Epistemic status: Seems legit.
Hermeneutical Status: I think this is useful? It’s useful to me and other people seem to think it’s useful to them.
Here’s a joke for you: Suppose you take subclinical manifestations of about six different recognised conditions and disorders and mix them together, what do you get?
Speaking from personal experience, what you get is very annoyed.
I’ve started using the term “nonspecifically neurodivergent” to describe myself recently. Other people have been saying that the term also resonates with them, so I thought it would be useful to write it up in order to make it more broadly available.
What does it mean to be nonspecifically neurodivergent? Well, roughly the feeling I’m trying to capture here is normal people are really weird.
The goal here is not to describe any particular aspect of how our brains work, but instead the shared experience of whether you get to reliably assume other people’s brains work like your own.
Roughly what I wanted is a term that would capture how I feel in the following two conversations patterns:
Neurotypical: *tells amusing story about themselves, a bartender, and a goat*
Me: Hmm. I see, I see. There’s one bit I didn’t understand… could you back up to the thing where you assumed that all of their minds worked exactly like yours and that didn’t stress you out in any way?
NT: Huh? Which bit was that?
Me: Literally all of it.
More or less any neurodivergent person: *describes some aspect of their lived experience that most people would find deeply strange*
Me: Hmm. I do not necessarily share this experience but yes that seems like a sensible model of how brains work. Good. Carry on.

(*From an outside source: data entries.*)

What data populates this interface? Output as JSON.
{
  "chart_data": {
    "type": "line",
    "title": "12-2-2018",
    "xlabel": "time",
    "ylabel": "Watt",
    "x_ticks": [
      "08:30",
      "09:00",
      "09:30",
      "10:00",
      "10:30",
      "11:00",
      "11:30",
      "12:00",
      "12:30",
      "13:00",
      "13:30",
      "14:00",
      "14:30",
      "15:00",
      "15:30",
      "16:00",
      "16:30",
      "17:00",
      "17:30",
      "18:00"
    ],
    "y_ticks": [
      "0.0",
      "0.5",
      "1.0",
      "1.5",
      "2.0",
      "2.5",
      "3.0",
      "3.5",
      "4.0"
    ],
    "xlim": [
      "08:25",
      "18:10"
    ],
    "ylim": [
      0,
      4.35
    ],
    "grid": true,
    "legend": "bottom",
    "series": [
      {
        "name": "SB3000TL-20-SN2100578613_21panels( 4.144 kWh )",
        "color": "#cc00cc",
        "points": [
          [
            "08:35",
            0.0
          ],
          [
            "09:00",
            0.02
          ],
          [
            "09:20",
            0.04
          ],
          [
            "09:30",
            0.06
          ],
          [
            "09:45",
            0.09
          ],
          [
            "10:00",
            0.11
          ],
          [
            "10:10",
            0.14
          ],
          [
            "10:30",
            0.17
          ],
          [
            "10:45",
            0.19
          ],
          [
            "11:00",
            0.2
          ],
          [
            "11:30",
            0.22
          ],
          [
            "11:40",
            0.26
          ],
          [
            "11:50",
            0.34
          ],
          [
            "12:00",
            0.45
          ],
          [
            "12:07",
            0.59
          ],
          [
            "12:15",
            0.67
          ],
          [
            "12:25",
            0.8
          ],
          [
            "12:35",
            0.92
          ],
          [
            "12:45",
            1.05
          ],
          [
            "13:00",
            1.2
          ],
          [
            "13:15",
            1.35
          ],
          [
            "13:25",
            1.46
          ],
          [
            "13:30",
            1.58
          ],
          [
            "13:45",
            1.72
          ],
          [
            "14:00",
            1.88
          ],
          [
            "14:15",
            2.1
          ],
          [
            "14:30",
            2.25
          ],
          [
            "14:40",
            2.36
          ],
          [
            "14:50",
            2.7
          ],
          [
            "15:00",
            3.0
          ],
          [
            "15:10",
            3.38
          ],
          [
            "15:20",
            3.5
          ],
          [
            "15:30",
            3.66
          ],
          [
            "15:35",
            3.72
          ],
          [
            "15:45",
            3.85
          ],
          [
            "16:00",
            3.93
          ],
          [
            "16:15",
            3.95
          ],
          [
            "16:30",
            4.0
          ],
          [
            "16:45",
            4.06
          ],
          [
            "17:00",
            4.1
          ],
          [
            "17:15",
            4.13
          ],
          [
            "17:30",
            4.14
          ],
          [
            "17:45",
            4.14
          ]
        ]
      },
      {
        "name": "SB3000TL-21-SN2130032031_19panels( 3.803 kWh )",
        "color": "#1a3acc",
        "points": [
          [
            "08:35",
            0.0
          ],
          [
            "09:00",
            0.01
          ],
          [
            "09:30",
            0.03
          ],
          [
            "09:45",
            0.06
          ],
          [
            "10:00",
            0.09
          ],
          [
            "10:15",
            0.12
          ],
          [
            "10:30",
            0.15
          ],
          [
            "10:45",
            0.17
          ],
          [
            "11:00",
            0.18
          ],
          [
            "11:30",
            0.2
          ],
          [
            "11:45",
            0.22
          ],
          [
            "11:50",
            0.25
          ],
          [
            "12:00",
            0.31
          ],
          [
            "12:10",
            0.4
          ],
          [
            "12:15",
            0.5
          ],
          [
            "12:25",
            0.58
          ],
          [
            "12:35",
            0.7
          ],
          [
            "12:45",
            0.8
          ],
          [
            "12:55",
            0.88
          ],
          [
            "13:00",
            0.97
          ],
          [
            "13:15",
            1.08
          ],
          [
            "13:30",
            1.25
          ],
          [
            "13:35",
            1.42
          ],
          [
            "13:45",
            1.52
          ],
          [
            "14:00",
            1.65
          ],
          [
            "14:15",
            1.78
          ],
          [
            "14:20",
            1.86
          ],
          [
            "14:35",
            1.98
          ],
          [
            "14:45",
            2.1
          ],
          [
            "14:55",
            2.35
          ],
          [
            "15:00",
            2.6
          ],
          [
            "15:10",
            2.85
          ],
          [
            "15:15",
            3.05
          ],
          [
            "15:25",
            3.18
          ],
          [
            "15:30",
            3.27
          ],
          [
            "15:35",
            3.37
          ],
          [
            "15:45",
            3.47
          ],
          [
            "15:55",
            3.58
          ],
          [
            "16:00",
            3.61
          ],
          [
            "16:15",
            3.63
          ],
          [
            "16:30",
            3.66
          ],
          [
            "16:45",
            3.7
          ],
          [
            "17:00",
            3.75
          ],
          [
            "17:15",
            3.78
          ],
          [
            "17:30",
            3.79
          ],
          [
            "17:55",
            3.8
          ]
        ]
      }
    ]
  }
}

I can describe specific ways in which my brain is weird (Objection: my brain isn’t weird, normal people’s brains are weird! Counter-objection: Unfortunately weird is a consensus term and I’m outvoted), but often the most salient part of my experience not the specifics, but instead the fact it’s weird at all: it works in ways that require a high degree of effort to relate to the experience of people around me, in both directions.
One of the nice things about realising this as a pattern is that it makes a lot of sense out of who is and isn’t an easy person for me to have conversations with. If the other party does not have this experience then not only do I have to carry the load of translation, the very fact that I am doing that will be counted as a mark against me. If we both know that translation is required, it just becomes part of how we talk to each other and that’s fine.
To some extent this is just an aspect of the experience of neurodivergence, but I think “nonspecifically” adds something to it, which is that I feel much more comfortable self-describing as “nonspecifically neurodivergent” than I do “neurodivergent”. It captures two important aspects for me:
- I do not have, and probably am never going to bother to acquire, anything in the way of a formal diagnosis. It’s possible I don’t even clear any of the thresholds that would be required for such.
- What is important in this particular context is the aggregate effect more than any specific manifestation.
I don’t know if this is a particularly good term to be using, but it’s been helping me, and other people I’ve talked to about it seem to instantly get it and also find it helpful, so until something better comes along I’m probably going to keep using it.